Ciò di cui non si conosce occorre tacere.
La scienza è un cimitero di idee morte, anche se ne può uscire la vita.
Non potrei mai essere uno smartphone, perché non ho tatto.
Il concetto di progresso è un meccanismo protettivo che ci difende dai terrori del futuro.
Da chimico sono persuaso a credere nell’esistenza di atomi senza averne la possibilità di vederne, non vedo perché bisogna sempre vedere per credere, eppure le cose che non si vedono e si toccano, sono quelle cose che influiscono maggiormente sulla nostra esistenza, immaginate l’indifferenza: nessuno nel mondo è punito per essere tale, ma la sua reazione invisibile produce più morte di qualsiasi altra arma letale!
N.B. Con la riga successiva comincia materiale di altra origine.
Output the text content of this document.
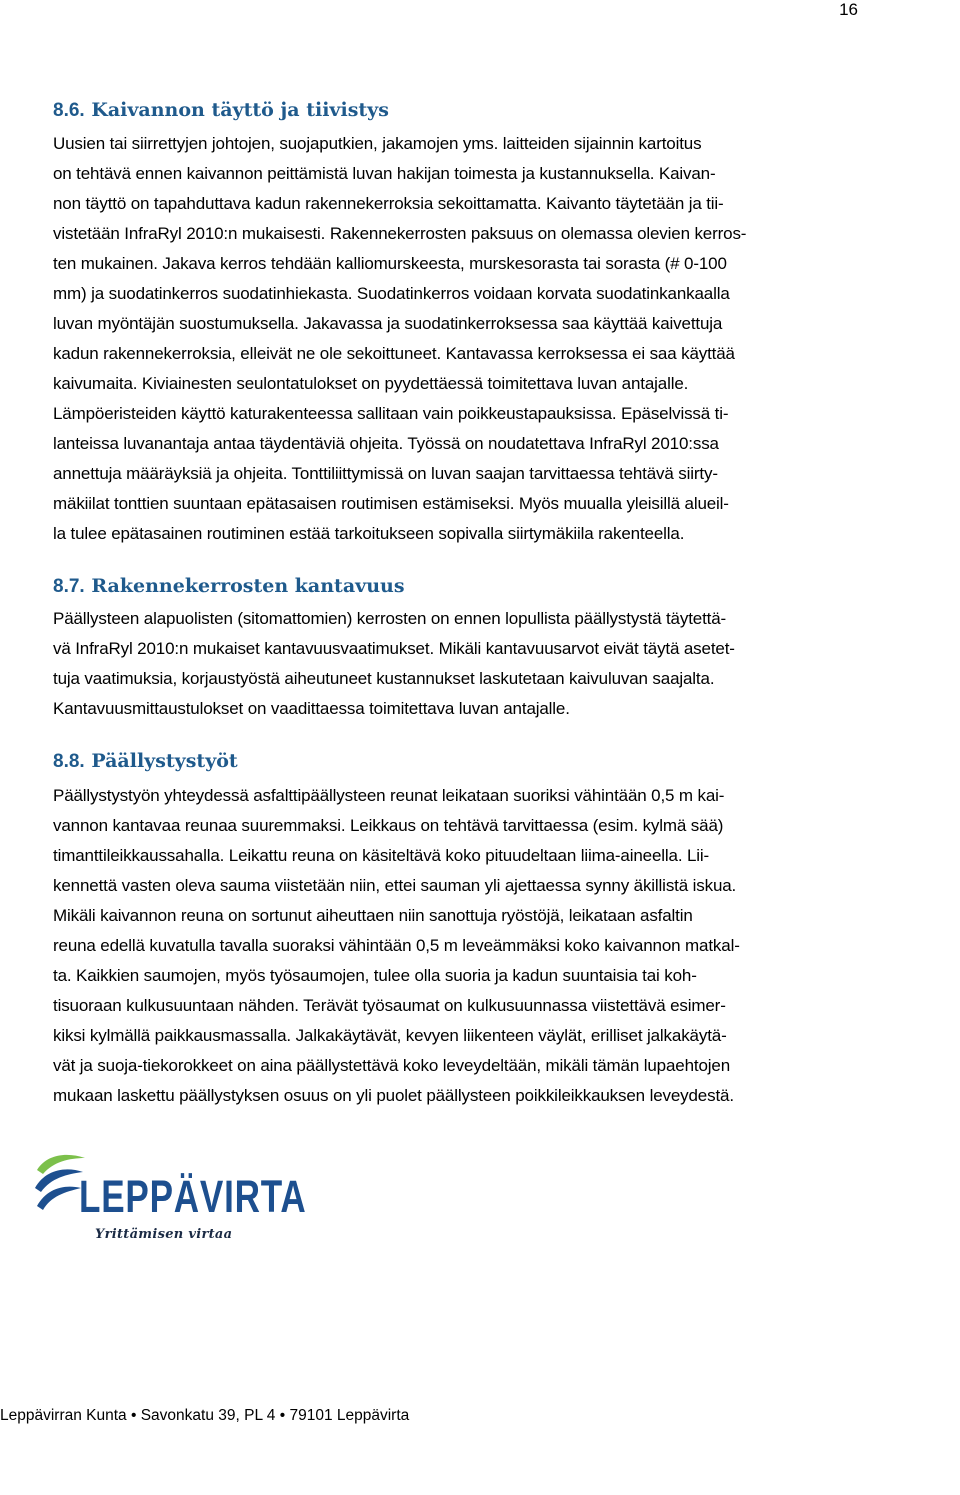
16
8.6. Kaivannon täyttö ja tiivistys

Uusien tai siirrettyjen johtojen, suojaputkien, jakamojen yms. laitteiden sijainnin kartoitus
on tehtävä ennen kaivannon peittämistä luvan hakijan toimesta ja kustannuksella. Kaivan-
non täyttö on tapahduttava kadun rakennekerroksia sekoittamatta. Kaivanto täytetään ja tii-
vistetään InfraRyl 2010:n mukaisesti. Rakennekerrosten paksuus on olemassa olevien kerros-
ten mukainen. Jakava kerros tehdään kalliomurskeesta, murskesorasta tai sorasta (# 0-100
mm) ja suodatinkerros suodatinhiekasta. Suodatinkerros voidaan korvata suodatinkankaalla
luvan myöntäjän suostumuksella. Jakavassa ja suodatinkerroksessa saa käyttää kaivettuja
kadun rakennekerroksia, elleivät ne ole sekoittuneet. Kantavassa kerroksessa ei saa käyttää
kaivumaita. Kiviainesten seulontatulokset on pyydettäessä toimitettava luvan antajalle.
Lämpöeristeiden käyttö katurakenteessa sallitaan vain poikkeustapauksissa. Epäselvissä ti-
lanteissa luvanantaja antaa täydentäviä ohjeita. Työssä on noudatettava InfraRyl 2010:ssa
annettuja määräyksiä ja ohjeita. Tonttiliittymissä on luvan saajan tarvittaessa tehtävä siirty-
mäkiilat tonttien suuntaan epätasaisen routimisen estämiseksi. Myös muualla yleisillä alueil-
la tulee epätasainen routiminen estää tarkoitukseen sopivalla siirtymäkiila rakenteella.

8.7. Rakennekerrosten kantavuus

Päällysteen alapuolisten (sitomattomien) kerrosten on ennen lopullista päällystystä täytettä-
vä InfraRyl 2010:n mukaiset kantavuusvaatimukset. Mikäli kantavuusarvot eivät täytä asetet-
tuja vaatimuksia, korjaustyöstä aiheutuneet kustannukset laskutetaan kaivuluvan saajalta.
Kantavuusmittaustulokset on vaadittaessa toimitettava luvan antajalle.

8.8. Päällystystyöt

Päällystystyön yhteydessä asfalttipäällysteen reunat leikataan suoriksi vähintään 0,5 m kai-
vannon kantavaa reunaa suuremmaksi. Leikkaus on tehtävä tarvittaessa (esim. kylmä sää)
timanttileikkaussahalla. Leikattu reuna on käsiteltävä koko pituudeltaan liima-aineella. Lii-
kennettä vasten oleva sauma viistetään niin, ettei sauman yli ajettaessa synny äkillistä iskua.
Mikäli kaivannon reuna on sortunut aiheuttaen niin sanottuja ryöstöjä, leikataan asfaltin
reuna edellä kuvatulla tavalla suoraksi vähintään 0,5 m leveämmäksi koko kaivannon matkal-
ta. Kaikkien saumojen, myös työsaumojen, tulee olla suoria ja kadun suuntaisia tai koh-
tisuoraan kulkusuuntaan nähden. Terävät työsaumat on kulkusuunnassa viistettävä esimer-
kiksi kylmällä paikkausmassalla. Jalkakäytävät, kevyen liikenteen väylät, erilliset jalkakäytä-
vät ja suoja-tiekorokkeet on aina päällystettävä koko leveydeltään, mikäli tämän lupaehtojen
mukaan laskettu päällystyksen osuus on yli puolet päällysteen poikkileikkauksen leveydestä.

LEPPÄVIRTA
Yrittämisen virtaa
Leppävirran Kunta • Savonkatu 39, PL 4 • 79101 Leppävirta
“Virtual Earth” “Google Maps” satelliti che riflettono fedelmente immagini lontane migliaia di chilometri.Ce la fate a mettere un chip in uno specchio che quando mi faccio la barba non devo pensare qual è la destra?Ma soprattutto dove quando leggo “Aznalubma” non devo pensare d’essere in Iran.
Sogno un mondo sano e pulito, dove ogni abitazione sarà in grado di autoprodurre più energia di quella consumata, cedendo l’eccedenza in rete, gratuitamente alle abitazioni limitrofe che ne avranno più bisogno.Un mondo dove nessun rifiuto sarà sprecato, dove si potrà circolare senza inquinare ed a costo zero.Un mondo dove non si respirerà altro che aria pulita, e dove non saremo costretti a lavorare per vivere, ma si lavorerà per passione e per occupare il proprio tempo libero.Un mondo dove regnerà la cultura, il rispetto, e la pace.Un mondo dove non mancherà il cibo, e la qualità di vita sarà altissima, e la morte sarà una scelta e non più un evento imprevedibile.Il mondo che vorrei lasciare ai miei Figli!